Le imminenti elezioni amministrative registrano un acceso dibattito tra i candidati e le forze politiche, con scelte che incidono più in generale sull’assetto dei poteri locali. Ad esempio la scelta di Roberto Giachetti a Roma e del M5s a Bologna di presentare la giunta prima del responso delle urne è pienamente legittima sul piano politico e non incontra difficoltà in seno alla coalizione che ne sostiene l’impegno elettorale. Tuttavia apre una partita complessa e delicata, su cui occorre riflettere in termini più generali, quanto a coerenza con lo spirito e la lettera delle norme che disciplinano il corretto funzionamento degli enti locali.

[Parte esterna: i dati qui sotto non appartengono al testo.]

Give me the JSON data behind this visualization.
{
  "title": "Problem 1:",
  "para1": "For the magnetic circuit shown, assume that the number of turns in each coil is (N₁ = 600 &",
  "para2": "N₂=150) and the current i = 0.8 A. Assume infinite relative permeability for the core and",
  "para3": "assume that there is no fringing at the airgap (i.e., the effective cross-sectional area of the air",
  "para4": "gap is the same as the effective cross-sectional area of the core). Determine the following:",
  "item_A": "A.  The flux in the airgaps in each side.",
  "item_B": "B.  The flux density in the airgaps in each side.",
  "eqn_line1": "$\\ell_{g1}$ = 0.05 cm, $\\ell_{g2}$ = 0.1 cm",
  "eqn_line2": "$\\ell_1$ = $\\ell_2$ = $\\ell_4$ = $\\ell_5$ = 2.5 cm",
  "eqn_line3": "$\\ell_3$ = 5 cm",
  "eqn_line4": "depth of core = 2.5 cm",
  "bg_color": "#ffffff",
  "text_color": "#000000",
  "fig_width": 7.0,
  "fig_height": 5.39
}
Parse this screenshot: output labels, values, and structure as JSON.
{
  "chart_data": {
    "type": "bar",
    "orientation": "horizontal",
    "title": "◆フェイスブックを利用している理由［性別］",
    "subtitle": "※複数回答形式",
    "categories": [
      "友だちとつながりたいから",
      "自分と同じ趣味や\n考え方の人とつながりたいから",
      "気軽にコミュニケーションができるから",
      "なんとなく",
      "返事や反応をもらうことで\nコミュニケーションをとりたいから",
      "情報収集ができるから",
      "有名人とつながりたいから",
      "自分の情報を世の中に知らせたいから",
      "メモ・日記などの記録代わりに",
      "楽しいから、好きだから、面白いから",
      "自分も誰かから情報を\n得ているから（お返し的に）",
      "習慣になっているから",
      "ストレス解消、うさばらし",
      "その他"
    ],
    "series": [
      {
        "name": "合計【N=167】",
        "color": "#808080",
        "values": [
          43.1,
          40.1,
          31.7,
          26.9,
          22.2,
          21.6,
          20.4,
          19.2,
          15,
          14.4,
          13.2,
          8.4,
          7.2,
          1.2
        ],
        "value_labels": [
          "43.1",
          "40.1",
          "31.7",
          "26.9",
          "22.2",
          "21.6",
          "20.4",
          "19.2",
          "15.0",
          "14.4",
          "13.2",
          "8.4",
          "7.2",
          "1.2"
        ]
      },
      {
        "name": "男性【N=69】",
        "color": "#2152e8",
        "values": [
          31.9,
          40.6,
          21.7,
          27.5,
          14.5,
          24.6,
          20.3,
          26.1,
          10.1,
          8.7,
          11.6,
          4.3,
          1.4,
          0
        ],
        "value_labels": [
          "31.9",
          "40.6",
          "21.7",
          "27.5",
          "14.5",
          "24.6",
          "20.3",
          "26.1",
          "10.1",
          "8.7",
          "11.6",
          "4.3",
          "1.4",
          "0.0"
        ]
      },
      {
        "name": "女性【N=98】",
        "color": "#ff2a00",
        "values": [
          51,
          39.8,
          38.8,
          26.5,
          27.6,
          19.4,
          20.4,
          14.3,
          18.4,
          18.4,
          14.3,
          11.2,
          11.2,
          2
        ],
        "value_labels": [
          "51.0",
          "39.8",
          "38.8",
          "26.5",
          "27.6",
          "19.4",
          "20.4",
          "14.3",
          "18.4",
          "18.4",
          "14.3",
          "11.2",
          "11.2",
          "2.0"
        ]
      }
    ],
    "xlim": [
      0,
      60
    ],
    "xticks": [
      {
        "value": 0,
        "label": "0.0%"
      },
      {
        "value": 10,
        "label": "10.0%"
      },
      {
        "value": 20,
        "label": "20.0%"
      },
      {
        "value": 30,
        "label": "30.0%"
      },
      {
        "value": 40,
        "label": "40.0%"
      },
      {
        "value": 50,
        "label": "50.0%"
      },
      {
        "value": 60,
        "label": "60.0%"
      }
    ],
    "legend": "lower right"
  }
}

Siamo in presenza, infatti, di una soluzione che altera i rapporti tra sindaco, giunta e consiglio. Se il sindaco è eletto a suffragio popolare diretto, nello stesso modo è eletto il consiglio: entrambi sono il frutto della volontà popolare. Il legislatore, con la riforma del 1993 (legge 25 marzo n. 81) che ha introdotto l’investitura diretta del primo cittadino, non si è spinto a innestare sulla pianta dei poteri locali il modello presidenziale. A legislazione vigente, pure dinanzi a un sindaco che detiene ampi poteri di gestione e funge da primo attore nell’attività amministrativa, è pur sempre il consiglio a esercitare la funzione essenziale di “indirizzo e controllo politico-programmatico” (art. 43, comma 2 del TUEL) sul sindaco e la sua giunta.
Ora, sebbene una giunta costituita in questo modo possa ancora apparire in accordo con la centralità dell’Assemblea, alla resa dei conti, proprio perché prescinde dal processo di selezione degli eletti, la sua genesi anomala autorizza a considerare la trasgressione procedurale alla stregua di un radicale cambio di sistema nel governo locale. Pertanto, alla libertà non contestabile del gesto politico si giustappone il dubbio sulla legittimità di una operazione che “strappa” il tessuto dell’ordinamento. In maniera surrettizia si passa infatti da un organico “modello monistico”, fondato sulla stretta correlazione tra sindaco e maggioranza, a un disorganico “modello duale” per il quale il sindaco, assumendo sul campo il ruolo di “console solitario”, fa a meno della sua maggioranza.
Tutto questo richiede una nuova articolazione normativa in grado di correggere gli squilibri che scaturiscono da una procedura di nomina “al buio” della giunta, decretando nella sostanza la subalternità dell’organo consiliare. Bisogna essere consapevoli che un atto politico di tale rilevanza introduce un presidenzialismo in miniatura, privo in ogni caso dei pesi e contrappesi necessari alla sussistenza di un sano presidenzialismo (benché di tipo municipale). In prospettiva andrebbe allora tolto il privilegio che il sindaco detiene in ordine allo scioglimento degli organi in forza delle sue dimissioni.
Se concepiamo un sindaco più libero, dobbiamo altresì concepire un consiglio più libero. Un nuovo equilibrio va trovato.